People love to have smoke blown up their own asses. Buy a Rolex and be part of a special club. Get the car and experience better. Here is the diamond platimum credit card only for our elite customers. We live in a world of status. People generally don't ask you what you do for a job because they are genuinely interested in you. They ask so they can then assign you to where you fit into the food chain in relation to them. If you've got a 'shit' job, that's a below me. Doctor, pilot, business owner? Whoaaah! That's above.
I've not really played the status game too much. I aim to treat the janitor the same as the CEO. Many people do. Many don't though, judging by how they treat service staff. More as lowly servants than equal human beings.
There is a famous sketch on the class system from 1960s British comedy show The Frost Report.
Man on left: I look down on him because I am upper-class.
Middle man: I look up to him because he is upper-class; but I look down on him because he is lower-class. I am middle-class.
Man on right: I know my place. I look up to them both.
Growing up in NZ and spending much of my adult life in Australia I've often heard that it's different here. We don't have a class system. I used to believe this. I don't now. I mean, the beauty of Australia is that you can get a job as a janitor and make $130 000 per year working in one of the many remote mining or oil and gas work sites. Conversely, there are managers in the big cities on less than $100k per year. Status in this instance is a little muddled.

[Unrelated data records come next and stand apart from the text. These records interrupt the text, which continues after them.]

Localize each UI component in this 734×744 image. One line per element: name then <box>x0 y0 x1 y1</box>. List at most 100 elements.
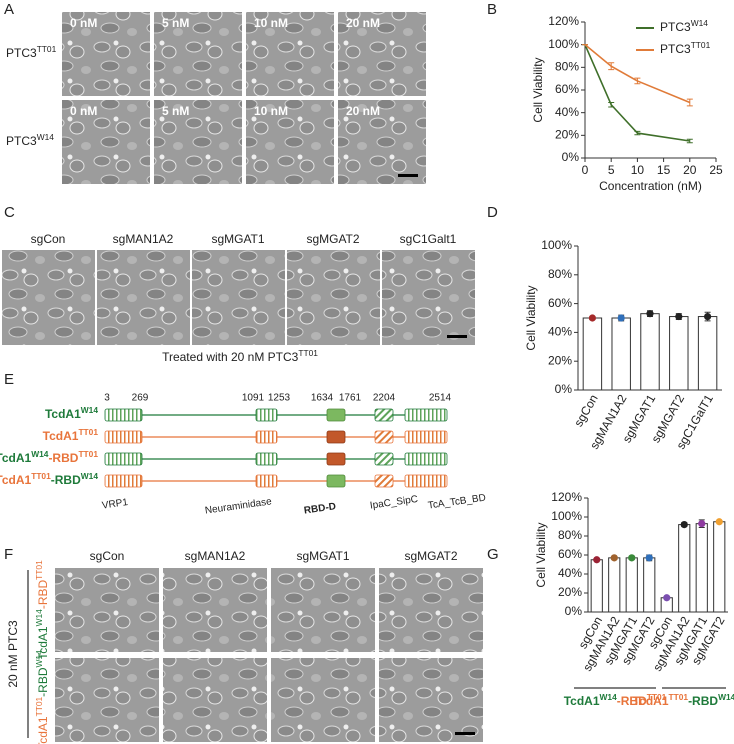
micrograph <box>271 568 375 652</box>
column-label: sgC1Galt1 <box>400 232 457 246</box>
text-part: -RBD <box>688 694 718 708</box>
construct-label: TcdA1TT01 <box>43 427 99 443</box>
position-label: 2514 <box>429 393 452 404</box>
text-part: PTC3 <box>660 42 691 56</box>
y-tick-label: 80% <box>555 60 579 74</box>
y-axis-label: Cell Viability <box>524 285 538 350</box>
panel-label: D <box>487 204 498 221</box>
column-label: sgMGAT1 <box>296 549 349 563</box>
position-label: 3 <box>104 393 110 404</box>
position-label: 1761 <box>339 393 362 404</box>
text-part: W14 <box>34 650 44 668</box>
x-tick-label: 10 <box>631 163 645 177</box>
domain-box <box>255 430 278 444</box>
micrograph <box>55 658 159 742</box>
scale-bar <box>398 174 418 177</box>
micrograph <box>55 568 159 652</box>
bar <box>669 316 689 391</box>
position-label: 2204 <box>373 393 396 404</box>
micrograph <box>154 12 242 96</box>
y-tick-label: 100% <box>541 238 572 252</box>
error-bar <box>608 62 615 71</box>
domain-box <box>104 452 143 466</box>
image-label: 20 nM <box>346 104 380 118</box>
column-label: sgMGAT1 <box>211 232 264 246</box>
error-bar <box>634 130 641 136</box>
legend-label: PTC3TT01 <box>660 40 711 56</box>
domain-box <box>374 474 394 488</box>
x-tick-label: 25 <box>709 163 723 177</box>
micrograph <box>338 100 426 184</box>
data-point <box>610 554 618 562</box>
bar <box>582 317 603 391</box>
x-axis-label: Concentration (nM) <box>599 179 702 193</box>
bar <box>678 524 691 613</box>
domain-box <box>255 408 278 422</box>
data-point <box>698 520 706 528</box>
data-point <box>645 554 653 562</box>
data-point <box>617 314 625 322</box>
micrograph <box>379 658 483 742</box>
text-part: W14 <box>31 449 49 459</box>
panel-label: F <box>4 546 13 563</box>
error-bar <box>608 101 615 108</box>
text-part: -RBD <box>36 667 50 697</box>
y-tick-label: 0% <box>562 150 580 164</box>
micrograph <box>97 250 190 345</box>
text-part: TcdA1 <box>633 694 669 708</box>
bar <box>640 313 660 391</box>
text-part: -RBD <box>36 579 50 609</box>
text-part: TT01 <box>691 40 711 50</box>
text-part: TcdA1 <box>43 429 79 443</box>
micrograph <box>154 100 242 184</box>
y-tick-label: 100% <box>548 37 579 51</box>
image-label: 10 nM <box>254 16 288 30</box>
column-label: sgCon <box>90 549 125 563</box>
text-part: TcdA1 <box>45 407 81 421</box>
y-tick-label: 40% <box>558 566 582 580</box>
bar <box>697 316 718 391</box>
series-line <box>584 44 691 104</box>
domain-label: Neuraminidase <box>204 496 273 516</box>
position-label: 1253 <box>268 393 291 404</box>
text-part: -RBD <box>617 694 647 708</box>
image-label: 5 nM <box>162 16 189 30</box>
bar <box>611 317 631 391</box>
error-bar <box>686 138 693 144</box>
y-tick-label: 40% <box>548 325 572 339</box>
domain-box <box>404 474 448 488</box>
column-label: sgMAN1A2 <box>185 549 246 563</box>
y-tick-label: 100% <box>551 509 582 523</box>
y-tick-label: 120% <box>548 14 579 28</box>
data-point <box>704 312 712 321</box>
text-part: TT01 <box>37 44 57 54</box>
micrograph <box>338 12 426 96</box>
column-label: sgCon <box>31 232 66 246</box>
construct-label: TcdA1W14-RBDTT01 <box>0 449 98 465</box>
micrograph <box>62 12 150 96</box>
column-label: sgMGAT2 <box>306 232 359 246</box>
y-tick-label: 40% <box>555 105 579 119</box>
y-tick-label: 80% <box>548 267 572 281</box>
data-point <box>588 314 597 322</box>
text-part: W14 <box>37 132 55 142</box>
column-label: sgMAN1A2 <box>113 232 174 246</box>
bar <box>695 523 708 613</box>
domain-box <box>374 452 394 466</box>
data-point <box>675 312 683 321</box>
text-part: TcdA1 <box>36 716 50 744</box>
panel-label: B <box>487 1 497 18</box>
domain-label: VRP1 <box>101 497 129 512</box>
domain-box <box>104 474 143 488</box>
image-label: 10 nM <box>254 104 288 118</box>
caption: Treated with 20 nM PTC3TT01 <box>162 348 318 364</box>
micrograph <box>163 658 267 742</box>
error-bar <box>686 98 693 107</box>
image-label: 5 nM <box>162 104 189 118</box>
x-tick-label: 0 <box>582 163 589 177</box>
text-part: W14 <box>600 692 618 702</box>
text-part: TcdA1 <box>0 473 32 487</box>
text-part: PTC3 <box>660 20 691 34</box>
x-tick-label: 20 <box>683 163 697 177</box>
domain-label: RBD-D <box>303 501 336 516</box>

Technology has also added a grenade to the mix. A twenty year old woman can sign up to Onlyfans and take her clothes off, gain a million drooling, simping men as paying subscribers and become an empowered influencer with lots of fame and money. She may even be asked her opinion on topical news stories. Her status initially a lower class nobody, now a somebody. The woman in question is sexy (and willing to degrade or empower herself depending on which angle you are looking at it from) and hence worthy of high status.

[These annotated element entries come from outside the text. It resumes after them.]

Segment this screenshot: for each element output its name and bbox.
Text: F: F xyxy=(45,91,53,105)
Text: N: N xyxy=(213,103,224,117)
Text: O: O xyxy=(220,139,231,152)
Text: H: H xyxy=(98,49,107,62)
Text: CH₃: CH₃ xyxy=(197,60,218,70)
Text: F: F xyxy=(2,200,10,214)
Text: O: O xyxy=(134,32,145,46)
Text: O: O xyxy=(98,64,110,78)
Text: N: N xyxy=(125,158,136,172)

I think the class system has never really gone away. Go to university or college and get a good job is advice that also means: get some of that sweet high status too. I hear it in conversation. “The guy is an alcoholic and overweight, but he's got a good job.” “He's boring, but rich.” “She's crazy, but her husband is a finance guy.” Character flaws often overlooked if somebody is a somebody.
I find that where status becomes irrelevant is when you catch up with genuine old friendships. I have friends who are doctors, teachers, carpenters, boilermakers and truck drivers. We like and respect each other, so status doesn't matter.
As much as I can say status doesn't matter at all to me, I'd be disingenuous somewhat. It does to a degree. Working in a restaurant in a lower position, I saw how some workers treated people in higher positions. Young girls fluttering their eyelids to managers - men of status. I have membership of frequent flyer programs where I'm aiming to get to the next level and unlock extra benefits and entitlements. The system may not be fair, but it's here and to operate in the world you will be judged by the masses on your position on the layer cake, which leads me to a neat quote from English gangster movie, Layer Cake…
“You're born, you take shit. You get out in the world, you take more shit. You climb a little higher, you take less shit. Till one day you're up in the rarefied atmosphere and you've forgotten what shit even looks like.”
You can opt out and live in the bush no doubt. You can move to a commune where everyone is supposedly equal. Otherwise, to be part of the world is to be part of the status game.
Do you want to be a player with a 95% status rating or a 5% one? We are born with a certain level of status. Where we end up depends on how well we play the game. The choice to play is yours.